Milestone Report Submission

The goal of this project is just to display that you’ve gotten used to working with the data and that you are on track to create your prediction algorithm. Please submit a report on R Pubs http://rpubs.com that explains your exploratory analysis and your goals for the eventual app and algorithm. This document should be concise and explain only the major features of the data you have identified and briefly summarize your plans for creating the prediction algorithm and Shiny app in a way that would be understandable to a non-data scientist manager. You should make use of tables and plots to illustrate important summaries of the data set.

Getting and Cleaning Data

Loading the required data & libraries to perform the required analysis:

library("pander")
library("ggplot2")
library("NLP")

## 
## Attaching package: 'NLP'
## 
## The following object is masked from 'package:ggplot2':
## 
##     annotate

library("openNLP")
library("tm")
library("RWeka")
library("qdap")

## Loading required package: qdapDictionaries
## Loading required package: qdapRegex
## Loading required package: qdapTools
## Loading required package: RColorBrewer
## 
## Attaching package: 'qdap'
## 
## The following objects are masked from 'package:tm':
## 
##     as.DocumentTermMatrix, as.TermDocumentMatrix
## 
## The following object is masked from 'package:base':
## 
##     Filter

archiveFile <-"Coursera-SwiftKey.zip"
subDir <- "final"

if(!file.exists(archiveFile)) {   
  archiveURL <- "https://d396qusza40orc.cloudfront.net/dsscapstone/dataset/Coursera-SwiftKey.zip"
  download.file(url=archiveURL,destfile=archiveFile,method="curl")
 }

if(!file.exists(subDir)) { 
  unzip(archiveFile)
}else{
  print("File Already Downloaded & Unzipped!")
}

## [1] "File Already Downloaded & Unzipped!"

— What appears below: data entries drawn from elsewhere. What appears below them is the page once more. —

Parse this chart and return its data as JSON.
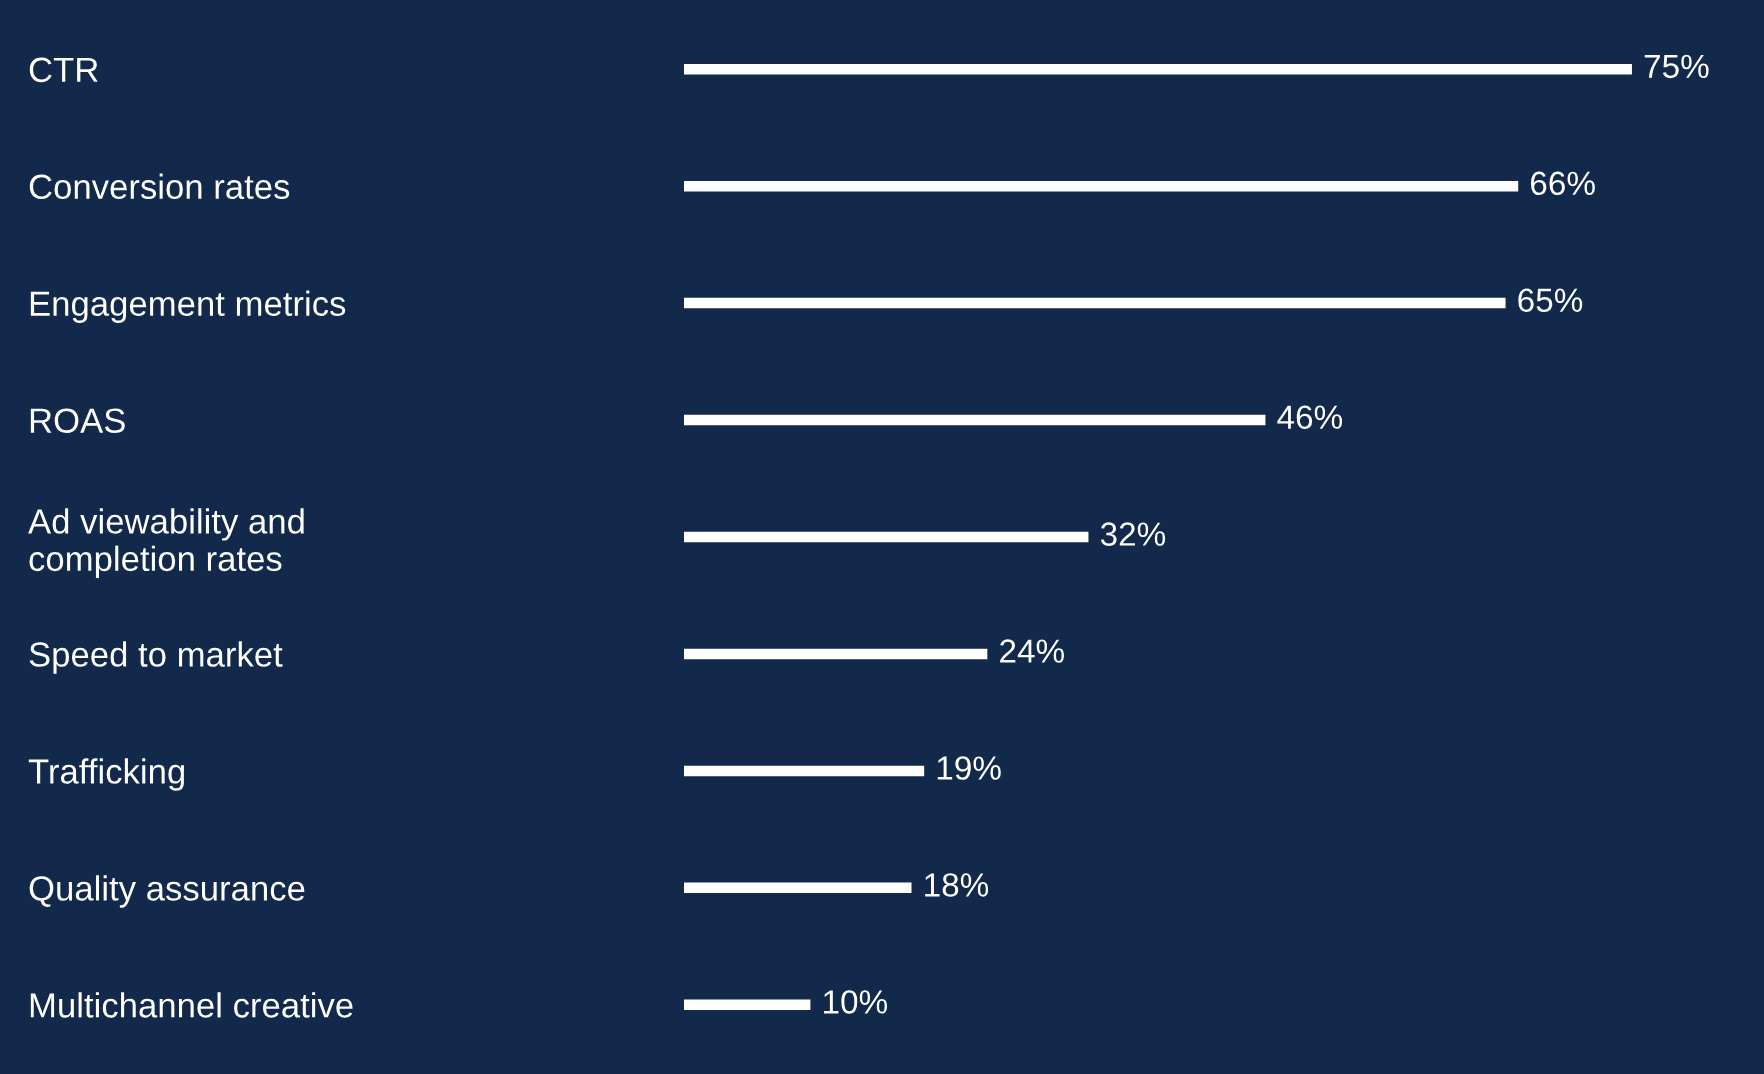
{
  "chart_data": {
    "type": "bar",
    "orientation": "horizontal",
    "categories": [
      "CTR",
      "Conversion rates",
      "Engagement metrics",
      "ROAS",
      "Ad viewability and\ncompletion rates",
      "Speed to market",
      "Trafficking",
      "Quality assurance",
      "Multichannel creative"
    ],
    "values": [
      75,
      66,
      65,
      46,
      32,
      24,
      19,
      18,
      10
    ],
    "value_labels": [
      "75%",
      "66%",
      "65%",
      "46%",
      "32%",
      "24%",
      "19%",
      "18%",
      "10%"
    ],
    "color": "#ffffff",
    "grid": false
  }
}
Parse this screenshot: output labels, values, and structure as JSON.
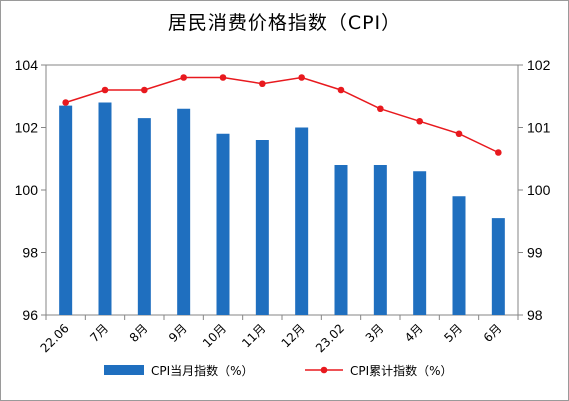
{
  "chart_data": {
    "type": "bar+line",
    "title": "居民消费价格指数（CPI）",
    "categories": [
      "22.06",
      "7月",
      "8月",
      "9月",
      "10月",
      "11月",
      "12月",
      "23.02",
      "3月",
      "4月",
      "5月",
      "6月"
    ],
    "series": [
      {
        "name": "CPI当月指数（%）",
        "type": "bar",
        "axis": "left",
        "color": "#1f6fbf",
        "values": [
          102.7,
          102.8,
          102.3,
          102.6,
          101.8,
          101.6,
          102.0,
          100.8,
          100.8,
          100.6,
          99.8,
          99.1
        ]
      },
      {
        "name": "CPI累计指数（%）",
        "type": "line",
        "axis": "right",
        "color": "#e8191e",
        "values": [
          101.4,
          101.6,
          101.6,
          101.8,
          101.8,
          101.7,
          101.8,
          101.6,
          101.3,
          101.1,
          100.9,
          100.6
        ]
      }
    ],
    "y_left": {
      "min": 96,
      "max": 104,
      "ticks": [
        "96",
        "98",
        "100",
        "102",
        "104"
      ]
    },
    "y_right": {
      "min": 98,
      "max": 102,
      "ticks": [
        "98",
        "99",
        "100",
        "101",
        "102"
      ]
    },
    "grid": false,
    "legend": "bottom"
  }
}
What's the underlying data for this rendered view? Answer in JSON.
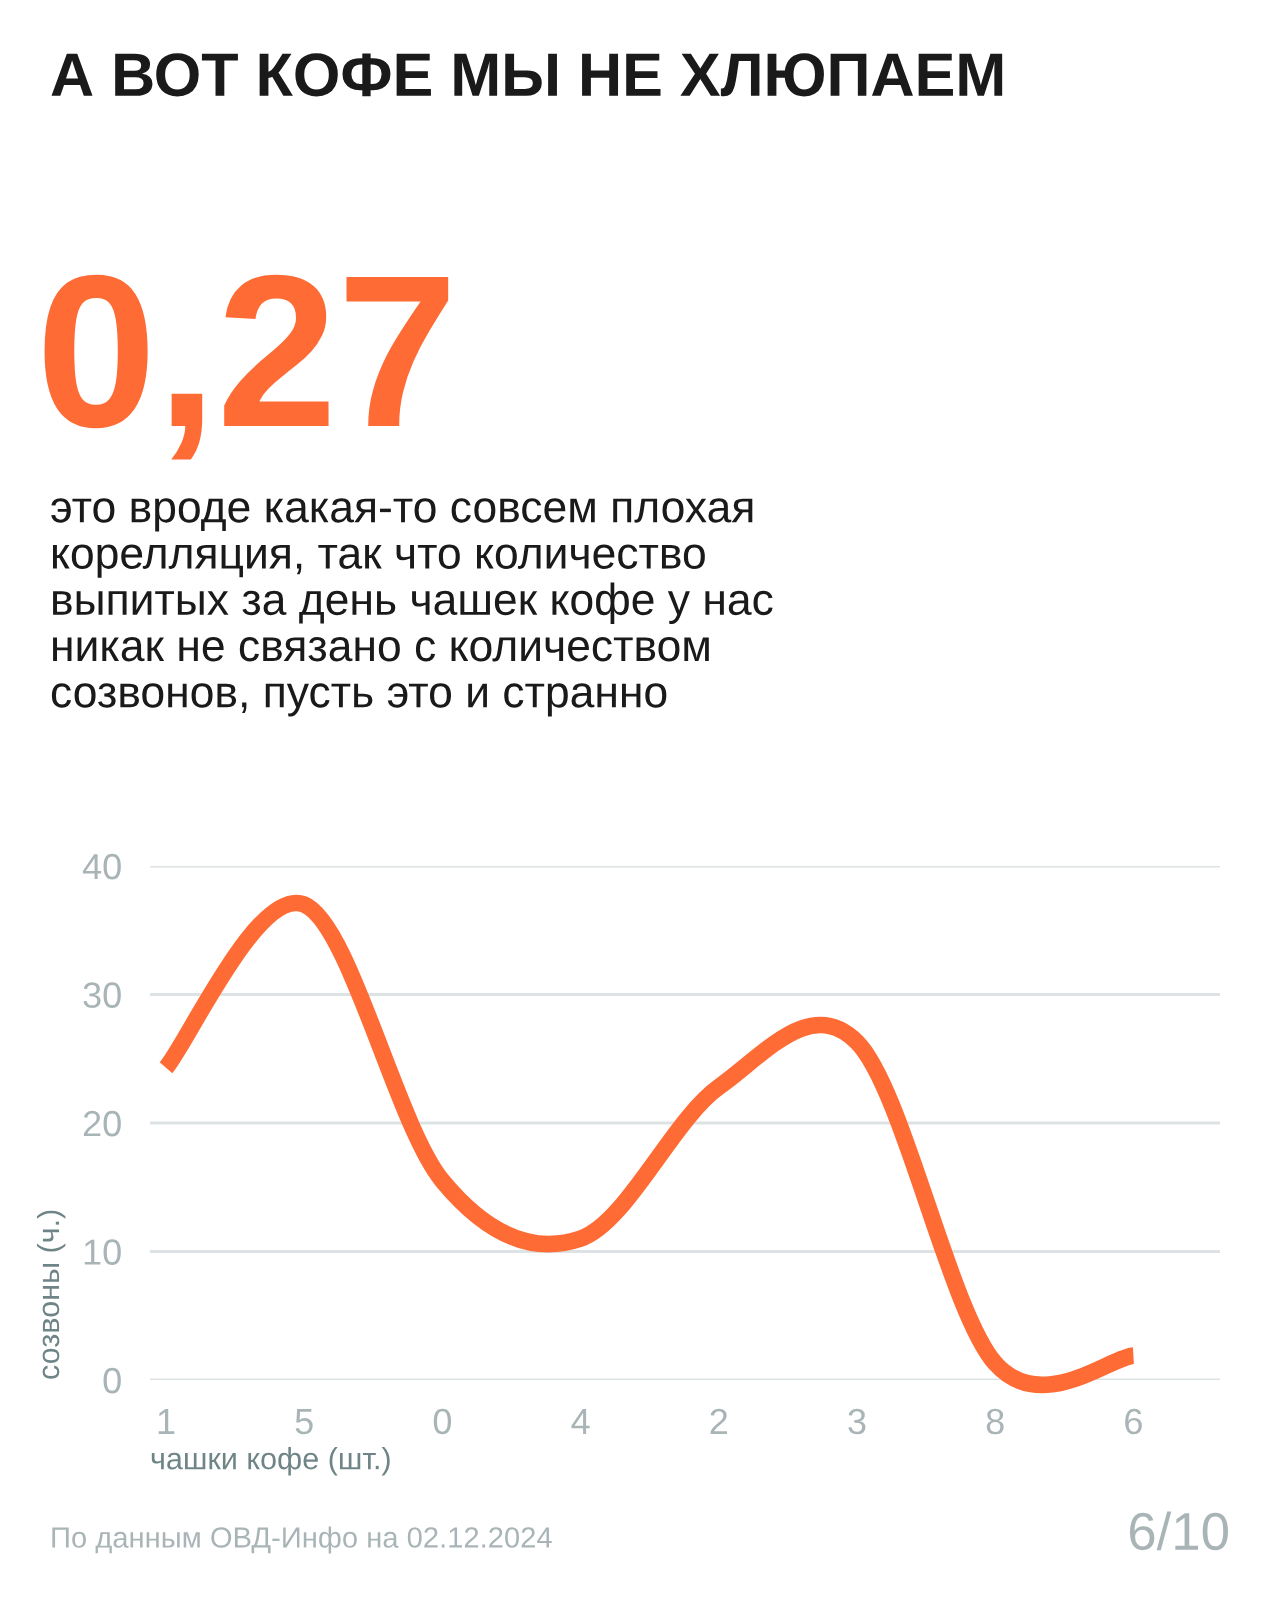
{
  "chart_data": {
    "type": "line",
    "title": "А ВОТ КОФЕ МЫ НЕ ХЛЮПАЕМ",
    "subtitle": "0,27",
    "annotations": [
      "это вроде какая-то совсем плохая\nкорелляция, так что количество\nвыпитых за день чашек кофе у нас\nникак не связано с количеством\nсозвонов, пусть это и странно",
      "По данным ОВД-Инфо на 02.12.2024",
      "6/10"
    ],
    "xlabel": "чашки кофе (шт.)",
    "ylabel": "созвоны (ч.)",
    "categories": [
      "1",
      "5",
      "0",
      "4",
      "2",
      "3",
      "8",
      "6"
    ],
    "series": [
      {
        "color": "#ff6b35",
        "values": [
          24.3,
          37,
          15.5,
          11,
          22.8,
          26.3,
          1.3,
          1.9
        ]
      }
    ],
    "ylim": [
      0,
      40
    ],
    "yticks": [
      0,
      10,
      20,
      30,
      40
    ],
    "grid": "y",
    "legend": false,
    "marker": "none",
    "line_style": "solid"
  }
}
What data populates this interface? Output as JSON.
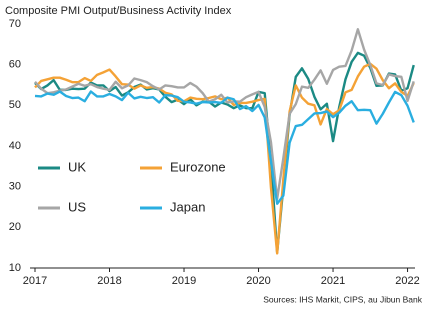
{
  "chart_data": {
    "type": "line",
    "title": "Composite PMI Output/Business Activity Index",
    "source": "Sources: IHS Markit, CIPS, au Jibun Bank",
    "x": [
      2017,
      2017.083,
      2017.167,
      2017.25,
      2017.333,
      2017.417,
      2017.5,
      2017.583,
      2017.667,
      2017.75,
      2017.833,
      2017.917,
      2018,
      2018.083,
      2018.167,
      2018.25,
      2018.333,
      2018.417,
      2018.5,
      2018.583,
      2018.667,
      2018.75,
      2018.833,
      2018.917,
      2019,
      2019.083,
      2019.167,
      2019.25,
      2019.333,
      2019.417,
      2019.5,
      2019.583,
      2019.667,
      2019.75,
      2019.833,
      2019.917,
      2020,
      2020.083,
      2020.167,
      2020.25,
      2020.333,
      2020.417,
      2020.5,
      2020.583,
      2020.667,
      2020.75,
      2020.833,
      2020.917,
      2021,
      2021.083,
      2021.167,
      2021.25,
      2021.333,
      2021.417,
      2021.5,
      2021.583,
      2021.667,
      2021.75,
      2021.833,
      2021.917,
      2022,
      2022.083
    ],
    "series": [
      {
        "name": "UK",
        "color": "#1b8a84",
        "values": [
          55.5,
          54,
          54.9,
          56.2,
          53.8,
          53.8,
          54.1,
          54,
          54.1,
          55.6,
          54.9,
          54.9,
          53.5,
          54.5,
          52.4,
          53.2,
          54.5,
          55.1,
          53.9,
          54.2,
          53.9,
          52.1,
          50.8,
          51.4,
          50.3,
          51.5,
          50,
          50.9,
          50.9,
          49.7,
          50.7,
          50.2,
          49.3,
          50,
          49.3,
          49.3,
          53.3,
          53,
          36,
          13.8,
          30,
          47.7,
          57,
          59.1,
          56.5,
          52.1,
          49,
          50.4,
          41.2,
          49.6,
          56.4,
          60.7,
          62.9,
          62.2,
          59.2,
          54.8,
          54.9,
          57.8,
          57.6,
          53.6,
          54.2,
          59.9
        ]
      },
      {
        "name": "Eurozone",
        "color": "#f4a236",
        "values": [
          54.4,
          56,
          56.4,
          56.8,
          56.8,
          56.3,
          55.7,
          55.7,
          56.7,
          56,
          57.5,
          58.1,
          58.8,
          57.1,
          55.2,
          55.1,
          54.1,
          54.9,
          54.3,
          54.5,
          54.1,
          53.1,
          52.7,
          51.1,
          51,
          51.9,
          51.6,
          51.5,
          51.8,
          52.2,
          51.5,
          51.9,
          50.1,
          50.6,
          50.6,
          50.9,
          51.3,
          51.6,
          29.7,
          13.6,
          31.9,
          48.5,
          54.9,
          51.9,
          50.4,
          50,
          45.3,
          49.1,
          47.8,
          48.8,
          53.2,
          53.8,
          57.1,
          59.5,
          60.2,
          59,
          56.2,
          54.2,
          55.4,
          53.3,
          52.3,
          55.5
        ]
      },
      {
        "name": "US",
        "color": "#a6a6a6",
        "values": [
          55.8,
          54.1,
          53,
          53.2,
          53.6,
          53.9,
          54.6,
          55.3,
          54.8,
          55.2,
          54.5,
          54.1,
          53.8,
          55.8,
          54.2,
          54.9,
          56.6,
          56.2,
          55.7,
          54.7,
          53.9,
          54.9,
          54.7,
          54.4,
          54.4,
          55.5,
          54.6,
          53,
          50.9,
          51.5,
          52.6,
          50.7,
          51,
          50.9,
          52,
          52.7,
          53.3,
          49.6,
          40.9,
          27,
          37,
          47.9,
          50.3,
          54.6,
          54.3,
          56.3,
          58.6,
          55.3,
          58.7,
          59.5,
          59.7,
          63.5,
          68.7,
          63.7,
          59.9,
          55.4,
          55,
          57.6,
          57.2,
          57,
          51.1,
          55.9
        ]
      },
      {
        "name": "Japan",
        "color": "#2aaee0",
        "values": [
          52.3,
          52.2,
          52.9,
          52.6,
          53.4,
          52.3,
          51.8,
          51.9,
          51,
          53.4,
          52.2,
          52.2,
          52.8,
          52.2,
          51.3,
          53.1,
          51.7,
          52.1,
          51.8,
          52,
          50.7,
          52.5,
          52.4,
          52,
          50.9,
          50.7,
          50.4,
          50.8,
          50.7,
          50.8,
          50.6,
          51.9,
          51.5,
          49.1,
          49.8,
          48.6,
          50.1,
          47,
          36.2,
          25.8,
          27.8,
          40.8,
          44.9,
          45.2,
          46.6,
          48,
          48.1,
          48.5,
          47.1,
          48.2,
          49.9,
          51,
          48.8,
          48.9,
          48.8,
          45.5,
          47.9,
          50.7,
          53.3,
          52.5,
          49.9,
          45.8
        ]
      }
    ],
    "xlim": [
      2017,
      2022.1
    ],
    "xticks": [
      2017,
      2018,
      2019,
      2020,
      2021,
      2022
    ],
    "ylim": [
      10,
      70
    ],
    "yticks": [
      10,
      20,
      30,
      40,
      50,
      60,
      70
    ]
  }
}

Summary statistics about the capstone data sets:

Get file names:

#Get file name of the Capstone files
myfiles <- list.files("final/en_US/")
file_name <- myfiles[ !grepl("badwords",myfiles) ]

print(file_name)

## [1] "en_US.blogs.txt"   "en_US.news.txt"    "en_US.twitter.txt"

Get file size from files:

#Get File Size for each file of the Capstone Data
us_blogs_size <- system("ls -lh final/en_US/en_US.blogs.txt | awk '{print $5}'", intern=TRUE)
us_news_size <- system("ls -lh final/en_US/en_US.news.txt | awk '{print $5}'", intern=TRUE)
us_twitter_size <- system("ls -lh final/en_US/en_US.twitter.txt | awk '{print $5}'", intern=TRUE)

#Size of the all files
size <- c(us_blogs_size,us_news_size,us_twitter_size)

print(size)

## [1] "200M" "196M" "159M"

Get lines count from files:

#Get files directory
cur_directory <- getwd()

#Load Data
blogs_data <- readLines(file(paste0(cur_directory , "/final/en_US/en_US.blogs.txt"),"rb"),skipNul=TRUE, 1000)
news_data <- readLines(file(paste0(cur_directory , "/final/en_US/en_US.news.txt"),"rb"),skipNul=TRUE, 1000)
twitter_data <- readLines(file(paste0(cur_directory , "/final/en_US/en_US.twitter.txt"),"rb"),skipNul=TRUE, 1000)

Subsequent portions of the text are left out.